Terdapat sebuah Kitab yang ditulis oleh ‘Ulama Ahlus Sunnah yakni Al Imaam Syamsuddiin Adz Dzahabi Asy Syafi’iy رحمه الله yang berjudul: “Al Kabaa-ir” (Dosa-Dosa Besar). Didalam Kitab tersebut dibahas bahwa dosa besar itu tidak kurang dari 75 (tujuh puluh lima) atau lebih.
Begitu banyak dalil dan ayat yang menunjukkan kepada kita bahwa ternyata tidak sedikit perkara-perkara yang dapat menyebabkan seseorang masuk ke dalam api Neraka.
Sebagai contoh adalah Hadits-Hadits berikut ini:
Dalam Hadits yang diriwayatkan oleh Al Imaam Ahmad no: 18366, menurut Syaikh Syu’aib Al Arnaa’uth Sanad Hadits ini Shohiih memenuhi syarat Shohiih Al Imaam Muslim, dari Shohabat ‘Iyadh bin Himar رضي الله عنه, bahwa:
أهل الجنة ثلاثة ذو سلطان مقسط مصدق موقن ورجل رحيم رقيق القلب بكل ذي قربى ومسلم ورجل عفيف فقير متصدق
Artinya:
“Penghuni Surga itu tiga: Penguasa yang adil yang benar dan yakin, dan orang yang penyayang, berhati lembut terhadap kerabat, dan muslim yang bersih hati, miskin dan bershodaqoh.”

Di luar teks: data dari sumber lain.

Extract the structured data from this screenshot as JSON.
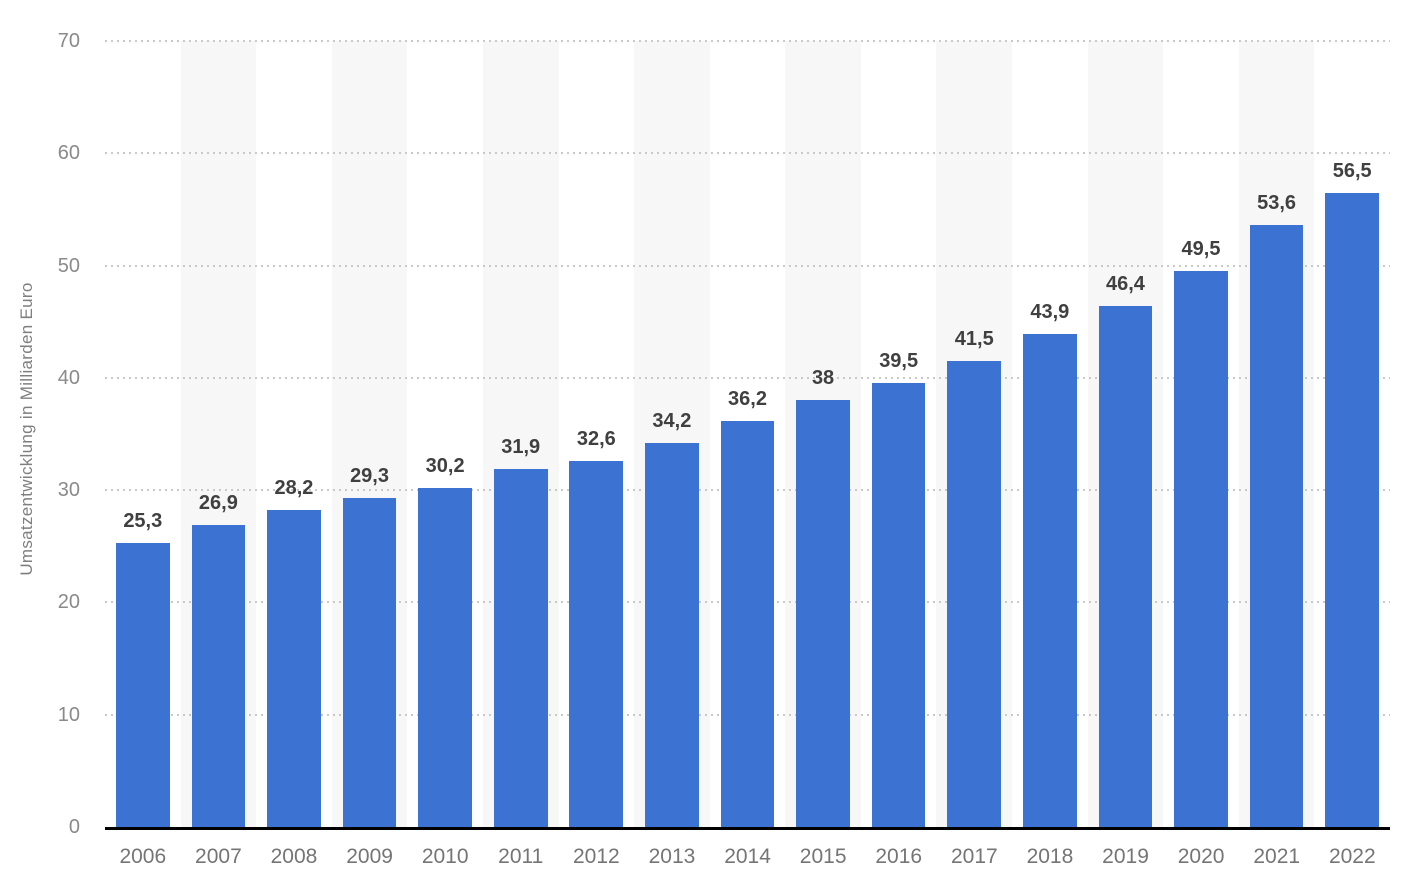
{
  "chart_data": {
    "type": "bar",
    "ylabel": "Umsatzentwicklung in Milliarden Euro",
    "categories": [
      "2006",
      "2007",
      "2008",
      "2009",
      "2010",
      "2011",
      "2012",
      "2013",
      "2014",
      "2015",
      "2016",
      "2017",
      "2018",
      "2019",
      "2020",
      "2021",
      "2022"
    ],
    "values": [
      25.3,
      26.9,
      28.2,
      29.3,
      30.2,
      31.9,
      32.6,
      34.2,
      36.2,
      38,
      39.5,
      41.5,
      43.9,
      46.4,
      49.5,
      53.6,
      56.5
    ],
    "value_labels": [
      "25,3",
      "26,9",
      "28,2",
      "29,3",
      "30,2",
      "31,9",
      "32,6",
      "34,2",
      "36,2",
      "38",
      "39,5",
      "41,5",
      "43,9",
      "46,4",
      "49,5",
      "53,6",
      "56,5"
    ],
    "ylim": [
      0,
      70
    ],
    "yticks": [
      0,
      10,
      20,
      30,
      40,
      50,
      60,
      70
    ],
    "grid": "horizontal-dotted",
    "legend": "none",
    "stripes": "alternating vertical bands behind odd columns",
    "colors": {
      "bar": "#3c73d2",
      "stripe": "#f7f7f7",
      "gridline": "#c9c9c9",
      "axis_line": "#000000",
      "tick_text": "#8a8a8a",
      "x_label_text": "#757575",
      "value_text": "#404040",
      "axis_title_text": "#7f7f7f"
    }
  }
}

Dalam hadits yang diriwayatkan oleh Al Imaam Ibnu Hibban no: 7482, menurut Syaikh Syu’aib Al Arnaa’uth Sanad Hadits ini Shohiih memenuhi syarat Shohiih Al Imaam Muslim, dari salah seorang Shohabat bernama ‘Iyadh Ibnu Himaar رضي الله عنه, bahwa Rosuululloohصلى الله عليه وسلم bersabda :
أهل النار خمسة : الضعيف الذي لا يؤبه له وهو فيكم تبع لا يبغون أهلا ولا مالا ) قلت : ويكون ذلك يا أبا عبدالله ؟ قال : نعم والله لقد أدركتهم في الجاهلية وإن الرجل ليرعى على الحي ما به إلا وليدتهم يطؤها ( ورجل لا يصبح ولا يمسي إلا وهو يخادعك عن أهلك ومالك ورجدل لا يخفى عليه شيء إلا خانه وإن دق وذكر الكذب وذكر البخل
Artinya:
“Penghuni Neraka ada lima:
1. Orang lemah yang tidak berakal, ikut-ikutan pada kalian, sedangkan mereka tidak mencari keluarga dan juga harta
2. Orang yang tidak pagi, tidak sore senantiasa menipumu berkenaan dengan keluargamu
3. Orang yang tidak dapat disembunyikan lagi bahwa dia adalah Pengkhianat
4. Berdusta
5. Kikir.”
Yang dimaksud dengan “Penghuni Surga ada tiga, dan penghuni Neraka ada lima” dalam Hadits diatas itu bukanlah bermakna membatasi, tetapi hal itu adalah untuk menunjukkan bahwa penghuni Neraka adalah lebih banyak daripada penghuni Surga.
Penghuni Neraka itu ada lima kelompok, diantaranya adalah :
– Orang yang lemah dan tidak berakal, atau tidak punya harta. Orang yang tidak dianggap, tidak dihiraukan, serta tidak berarti. Hanya sebagai orang yang ikut-ikutan saja, seolah-olah ia tidak memiliki tujuan dalam hidupnya tersebut.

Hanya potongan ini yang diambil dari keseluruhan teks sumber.